Stop alle leggi con effetti retroattivi adottate nel corso di processi

Un freno all’applicazione di leggi con effetti retroattivi, adottate mentre sono in corso processi. Lo chiede la Corte europea dei diritti dell’uomo che ha depositato ieri una sentenza di condanna all’Italia (caso Azienda Agricola Silverfunghi e altri, CASE OF AZIENDA AGRICOLA SILVERFUNGHI S.A.S. AND OTHERS v. ITALY). Sono state quattro aziende agricole a chiamare in aiuto Strasburgo. Le aziende avevano ottenuto alcuni benefici consistenti in esenzioni (sgravi contributivi) e concessioni (fiscalizzazione degli oneri sociali) che comportavano una riduzione dei contributi da versare per i propri dipendenti. Tuttavia, con una circolare, l’Inps aveva precisato che i due benefici concessi erano alternativi e non cumulativi. Con un inevitabile danno per le aziende che per di più operavano in zone svantaggiate. Di qui il ricorso in sede giurisdizionale. In due gradi di giudizio le ricorrenti avevano avuto ragione, ma con legge n. 326/03 il legislatore era intervenuto precisando il carattere non cumulativo dei vantaggi.

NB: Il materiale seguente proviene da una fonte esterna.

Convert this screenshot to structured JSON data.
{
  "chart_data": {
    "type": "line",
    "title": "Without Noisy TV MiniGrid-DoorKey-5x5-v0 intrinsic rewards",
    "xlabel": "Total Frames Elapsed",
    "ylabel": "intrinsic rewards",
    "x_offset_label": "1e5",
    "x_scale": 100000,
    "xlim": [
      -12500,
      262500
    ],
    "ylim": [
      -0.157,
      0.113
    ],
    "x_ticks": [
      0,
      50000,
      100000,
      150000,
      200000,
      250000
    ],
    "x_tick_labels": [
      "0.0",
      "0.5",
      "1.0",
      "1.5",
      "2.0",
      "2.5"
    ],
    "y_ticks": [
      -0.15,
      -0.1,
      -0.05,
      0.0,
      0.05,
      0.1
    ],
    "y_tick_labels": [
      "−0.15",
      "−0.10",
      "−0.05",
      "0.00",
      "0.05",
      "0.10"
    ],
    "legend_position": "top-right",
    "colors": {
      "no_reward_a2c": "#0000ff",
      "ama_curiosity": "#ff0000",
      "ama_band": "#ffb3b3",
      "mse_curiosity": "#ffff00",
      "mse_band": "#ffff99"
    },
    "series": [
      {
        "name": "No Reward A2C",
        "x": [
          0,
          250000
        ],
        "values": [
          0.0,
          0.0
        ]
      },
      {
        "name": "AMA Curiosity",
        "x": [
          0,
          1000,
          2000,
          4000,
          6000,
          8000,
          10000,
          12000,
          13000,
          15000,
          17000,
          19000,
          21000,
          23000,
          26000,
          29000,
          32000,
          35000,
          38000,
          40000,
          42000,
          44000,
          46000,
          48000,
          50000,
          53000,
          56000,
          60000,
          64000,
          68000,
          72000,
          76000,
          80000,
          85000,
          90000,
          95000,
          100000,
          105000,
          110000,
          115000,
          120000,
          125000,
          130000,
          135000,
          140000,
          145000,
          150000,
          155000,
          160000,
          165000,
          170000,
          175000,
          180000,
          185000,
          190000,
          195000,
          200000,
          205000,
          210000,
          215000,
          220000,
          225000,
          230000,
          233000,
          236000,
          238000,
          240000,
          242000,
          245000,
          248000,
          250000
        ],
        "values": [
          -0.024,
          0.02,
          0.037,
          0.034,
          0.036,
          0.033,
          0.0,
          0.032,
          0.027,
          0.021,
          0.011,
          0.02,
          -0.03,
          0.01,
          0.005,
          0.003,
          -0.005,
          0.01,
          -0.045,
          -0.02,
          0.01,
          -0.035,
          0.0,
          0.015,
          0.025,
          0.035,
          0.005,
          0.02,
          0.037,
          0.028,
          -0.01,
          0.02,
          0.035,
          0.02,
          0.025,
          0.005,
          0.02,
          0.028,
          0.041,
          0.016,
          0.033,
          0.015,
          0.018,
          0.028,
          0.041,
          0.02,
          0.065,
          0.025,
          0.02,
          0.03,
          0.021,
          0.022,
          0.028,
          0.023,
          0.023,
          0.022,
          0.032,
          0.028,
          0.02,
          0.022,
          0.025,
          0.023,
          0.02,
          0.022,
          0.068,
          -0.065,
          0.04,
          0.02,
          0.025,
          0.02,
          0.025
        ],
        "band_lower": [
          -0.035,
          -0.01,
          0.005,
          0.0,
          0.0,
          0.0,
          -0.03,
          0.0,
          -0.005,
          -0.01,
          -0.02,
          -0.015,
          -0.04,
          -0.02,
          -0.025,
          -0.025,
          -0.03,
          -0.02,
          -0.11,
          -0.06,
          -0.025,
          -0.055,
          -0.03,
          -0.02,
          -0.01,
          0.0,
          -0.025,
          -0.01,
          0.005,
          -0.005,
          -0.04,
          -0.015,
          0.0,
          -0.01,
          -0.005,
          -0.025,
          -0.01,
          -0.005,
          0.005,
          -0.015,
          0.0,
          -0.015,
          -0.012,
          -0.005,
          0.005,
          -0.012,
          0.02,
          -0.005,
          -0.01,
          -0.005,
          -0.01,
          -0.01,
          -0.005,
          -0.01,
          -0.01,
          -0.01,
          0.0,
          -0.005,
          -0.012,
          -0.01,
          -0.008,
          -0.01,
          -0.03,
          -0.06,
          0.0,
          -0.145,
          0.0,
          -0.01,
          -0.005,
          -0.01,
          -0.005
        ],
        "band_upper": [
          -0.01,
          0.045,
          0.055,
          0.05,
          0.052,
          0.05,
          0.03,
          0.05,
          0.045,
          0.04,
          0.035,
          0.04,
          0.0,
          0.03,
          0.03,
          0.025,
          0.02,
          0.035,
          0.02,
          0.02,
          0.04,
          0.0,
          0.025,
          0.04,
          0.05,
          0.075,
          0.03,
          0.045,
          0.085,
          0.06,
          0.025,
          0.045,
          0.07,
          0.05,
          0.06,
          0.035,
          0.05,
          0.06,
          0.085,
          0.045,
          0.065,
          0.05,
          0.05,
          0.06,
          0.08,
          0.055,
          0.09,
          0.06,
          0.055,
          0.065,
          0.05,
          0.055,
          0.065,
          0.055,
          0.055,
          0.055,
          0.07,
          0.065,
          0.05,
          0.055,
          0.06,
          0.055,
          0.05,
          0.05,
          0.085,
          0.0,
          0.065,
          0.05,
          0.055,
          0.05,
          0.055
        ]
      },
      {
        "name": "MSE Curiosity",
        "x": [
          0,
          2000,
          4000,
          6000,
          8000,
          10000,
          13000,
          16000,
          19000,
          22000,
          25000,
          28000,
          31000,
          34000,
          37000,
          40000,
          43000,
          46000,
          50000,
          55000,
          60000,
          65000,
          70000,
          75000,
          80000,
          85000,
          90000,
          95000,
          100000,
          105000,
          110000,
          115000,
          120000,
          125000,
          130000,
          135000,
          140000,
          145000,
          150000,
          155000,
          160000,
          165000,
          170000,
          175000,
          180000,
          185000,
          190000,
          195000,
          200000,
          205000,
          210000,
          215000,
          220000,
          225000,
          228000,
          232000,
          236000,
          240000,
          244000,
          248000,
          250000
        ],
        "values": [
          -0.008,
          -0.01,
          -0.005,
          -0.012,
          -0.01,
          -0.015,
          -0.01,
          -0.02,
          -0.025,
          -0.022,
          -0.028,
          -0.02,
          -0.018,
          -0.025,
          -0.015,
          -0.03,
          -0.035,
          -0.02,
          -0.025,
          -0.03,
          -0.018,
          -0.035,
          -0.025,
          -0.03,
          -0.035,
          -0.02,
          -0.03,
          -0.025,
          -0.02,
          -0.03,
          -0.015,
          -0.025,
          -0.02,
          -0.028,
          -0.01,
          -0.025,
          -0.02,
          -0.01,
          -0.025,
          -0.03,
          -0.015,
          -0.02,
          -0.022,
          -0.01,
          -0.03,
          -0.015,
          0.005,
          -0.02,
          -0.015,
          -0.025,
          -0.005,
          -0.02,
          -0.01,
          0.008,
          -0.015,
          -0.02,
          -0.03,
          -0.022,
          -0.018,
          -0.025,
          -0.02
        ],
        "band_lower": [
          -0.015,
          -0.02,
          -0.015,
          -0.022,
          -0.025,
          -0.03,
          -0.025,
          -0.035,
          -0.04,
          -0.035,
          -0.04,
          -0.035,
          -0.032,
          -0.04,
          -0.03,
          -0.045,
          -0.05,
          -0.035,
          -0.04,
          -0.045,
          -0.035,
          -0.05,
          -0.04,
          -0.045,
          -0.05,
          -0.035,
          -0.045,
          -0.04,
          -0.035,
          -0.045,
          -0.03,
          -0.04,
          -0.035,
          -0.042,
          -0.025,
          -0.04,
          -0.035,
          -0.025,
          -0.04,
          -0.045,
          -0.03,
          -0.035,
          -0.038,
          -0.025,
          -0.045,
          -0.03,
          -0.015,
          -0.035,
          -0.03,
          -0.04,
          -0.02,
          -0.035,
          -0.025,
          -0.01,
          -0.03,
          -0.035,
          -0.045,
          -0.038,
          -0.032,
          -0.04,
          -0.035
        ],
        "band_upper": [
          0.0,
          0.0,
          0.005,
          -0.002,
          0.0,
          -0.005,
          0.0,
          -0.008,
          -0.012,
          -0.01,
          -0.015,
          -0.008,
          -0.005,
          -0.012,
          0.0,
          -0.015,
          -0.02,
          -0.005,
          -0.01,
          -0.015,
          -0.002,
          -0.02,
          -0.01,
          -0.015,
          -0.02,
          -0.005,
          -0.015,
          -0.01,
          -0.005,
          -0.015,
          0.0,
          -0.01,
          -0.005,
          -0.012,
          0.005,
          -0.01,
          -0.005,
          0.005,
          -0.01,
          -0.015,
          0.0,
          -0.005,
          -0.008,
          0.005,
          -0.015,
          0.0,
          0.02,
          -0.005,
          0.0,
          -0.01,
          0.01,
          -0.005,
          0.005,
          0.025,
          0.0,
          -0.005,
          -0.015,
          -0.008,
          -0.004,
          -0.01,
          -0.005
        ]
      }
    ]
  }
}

La Corte di cassazione aveva, quindi, accolto il ricorso dell’Inps tanto più che, a suo avviso, la legge adottata aveva un mero carattere interpretativo. Nessun problema, quindi, di applicazione retroattiva della legge. Una conclusione del tutto ribaltata a Strasburgo che ha bocciato l’applicazione della legge sopraggiunta mentre era in corso il processo. Tanto più – osserva la Corte – che non vi era alcuna ragione imperativa di interesse generale che imponesse, proprio in quel momento, l’adozione della legge che ha inciso in modo sostanziale sull’esito della controversia, modificando il risultato del procedimento. E questo malgrado le parti non avessero tentato di usare la legge in modo abusivo, approfittando delle lacune presenti nel quadro normativo. Di qui la constatazione di una violazione dell’articolo 6 della Convenzione che assicura il diritto all’equo processo e l’obbligo per lo Stato in causa di versare una somma complessiva pari a 248mila euro (da cui vanno dedotte le somme non ancora restituite all’Inps) a titolo di indennizzo, corrisposto perché il procedimento è stato iniquo. La Corte ha invece escluso una violazione del diritto di proprietà ossia dell’articolo 1 del Protocollo n. 1 perché il danno economico non è stato eccessivo e le aziende hanno comunque potuto usufruire di almeno un beneficio.